Dans le cadre du remplacement du gouvernement démissionnaire, les parlementaires semblent se conforter dans cette situation délétère, ce vacuum politique ambiant. Le Sénat dit qu’il n’est pas pressé et qu’il prendra le temps nécessaire d’étudier le dossier de chacun des membres du prochain gouvernement soumis à son évaluation. La Chambre basse promet d’en faire de même, après le travail du Sénat. Pour faire monter la pression sur le Premier ministre nommé, Jean Henry Céant, une vingtaine de députés exigeraient le maintien en poste d’un autre «Pa ka pa la». Aviol Fleurant serait un autre absolu incontournable à participer coûte-que-coûte au prochain gouvernement.

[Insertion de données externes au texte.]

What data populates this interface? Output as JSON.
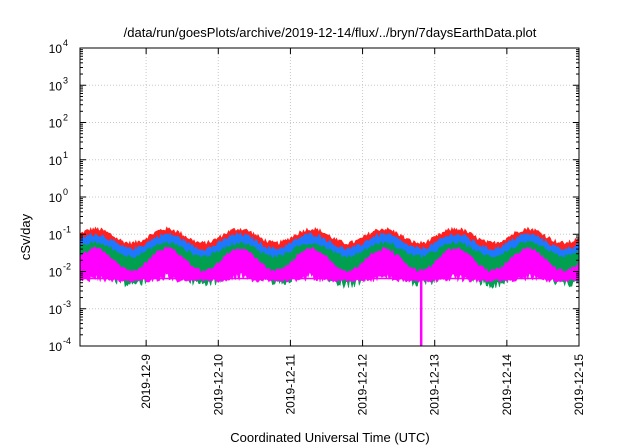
{
  "chart_data": {
    "type": "line",
    "title": "/data/run/goesPlots/archive/2019-12-14/flux/../bryn/7daysEarthData.plot",
    "xlabel": "Coordinated Universal Time (UTC)",
    "ylabel": "cSv/day",
    "y_scale": "log",
    "ylim": [
      0.0001,
      10000
    ],
    "xlim": [
      "2019-12-08T02:00",
      "2019-12-15T00:00"
    ],
    "grid": true,
    "legend": "none",
    "y_ticks": [
      {
        "value": 0.0001,
        "base": "10",
        "exp": "-4"
      },
      {
        "value": 0.001,
        "base": "10",
        "exp": "-3"
      },
      {
        "value": 0.01,
        "base": "10",
        "exp": "-2"
      },
      {
        "value": 0.1,
        "base": "10",
        "exp": "-1"
      },
      {
        "value": 1,
        "base": "10",
        "exp": "0"
      },
      {
        "value": 10,
        "base": "10",
        "exp": "1"
      },
      {
        "value": 100,
        "base": "10",
        "exp": "2"
      },
      {
        "value": 1000,
        "base": "10",
        "exp": "3"
      },
      {
        "value": 10000,
        "base": "10",
        "exp": "4"
      }
    ],
    "x_ticks": [
      "2019-12-9",
      "2019-12-10",
      "2019-12-11",
      "2019-12-12",
      "2019-12-13",
      "2019-12-14",
      "2019-12-15"
    ],
    "series": [
      {
        "color": "#ff2020",
        "peak": 0.12,
        "trough": 0.05
      },
      {
        "color": "#1e78ff",
        "peak": 0.085,
        "trough": 0.035
      },
      {
        "color": "#00a050",
        "peak": 0.05,
        "trough": 0.022
      },
      {
        "color": "#ff00ff",
        "peak": 0.035,
        "trough": 0.009
      }
    ],
    "magenta_floor": 0.0065,
    "dropout": {
      "x": "2019-12-12T19:30",
      "min": 0.0001
    }
  }
}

C’est à cet ultimatum que devrait se soumettre le Premier ministre nommé, s’il veut obtenir le «sésame-ouvre-toi» à la Chambre basse.

Personne, ni au gouvernement, ni au Parlement, ne semble avoir compris l’urgence de la situation et la nécessité de donner rapidement un coup de barre dans une autre direction pour éviter la tempête que tant d’observateurs anticipent. Au Parlement, la Chambre des Députés vient d’adopter à la va-vite et en toute dernière minute le 30 août, un budget rectificatif pour un exercice financier se terminant le 30 septembre. Cela signifie que la Chambre des Députés vient juste d’entériner, a posteriori, des modification importantes opérées au cours des mois d’activité économiques pendant lesquelles les provisions budgétaires étaient obsolètes, en raison des nouvelles réalités financières du pays. Bref, on navigue à vue, sans prévisions budgétaires à moyen terme.

Du train que cela va, on assistera sans doute à un renvoi du Premier ministre nommé. Son énoncé politique, s’il est rejeté par la Chambre basse, en raison de la non satisfaction des exigences des députés pour la ratifier, signifiera la reprise du carrousel auquel on a assisté depuis les évènements de juillet dernier. Les illusions de changement tombent peu à peu. Dans la situation actuelle, rien ne dit que nous verrons la fin de cette valse de transition, avant les fêtes de fin d’année. Rien ne dit non plus qu’on ne débouchera pas sur une transition forcée qui nous donnera alors l’occasion de rebattre les cartes politiques et constitutionnelles, en vue de tenter de remettre de l’ordre dans les affaires du pays et dans le fonctionnement de nos institutions.